Mesmo à revelia de Achenbach, a prática se disseminou pela Europa, pelos Estados Unidos e pela América do Sul. No Brasil, um dos seguidores é o filósofo gaúcho Lúcio Packter que introduziu e radicalizou a prática em Porto Alegre, em 1994. Packter explica o que faz: a pessoa procura um filósofo com uma angústia, e o filósofo, dependendo da natureza da queixa, pede o exame de um clínico geral. “Às vezes uma pessoa apresenta dores de cabeça, ansiedades, angústias e isso é o resultado de choques internos graves. Ficam depressivas porque querem fazer algo que entra em choque com seus valores. O filósofo pode ajudar neste ponto”, diz Packter.

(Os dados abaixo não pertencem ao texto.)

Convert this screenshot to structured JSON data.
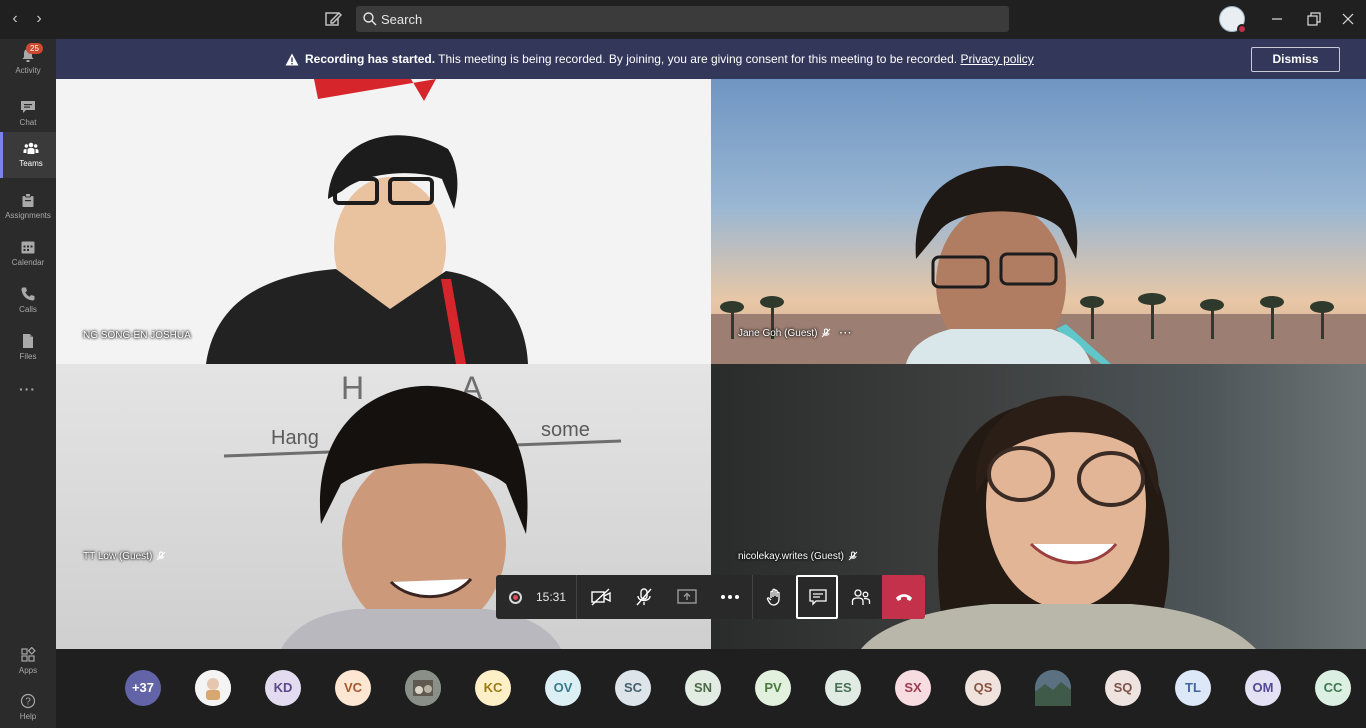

Diante das críticas sobre o perigo potencial de um filósofo tratar com palavras quem precisa de ajuda especializada ele responde: “A filosofia é, por natureza, polêmica por si só. O filósofo aprende desde a graduação a questionar os outros, a se questionar e a ser questionado”. Packter já treinou mais de duas centenas de colegas na mesma prática e faz, em média, de cinco, seis palestras em universidades de todo Brasil todos os meses. Ou seja, ele repete o mesmo caminho trilhado por seus colegas Allain de Botton e Lou Marinoff, transformando a filosofia em um negócio rentável. Algo que provavelmente o pai dos filósofos, o grego Sócrates, nunca imaginou que pudesse acontecer.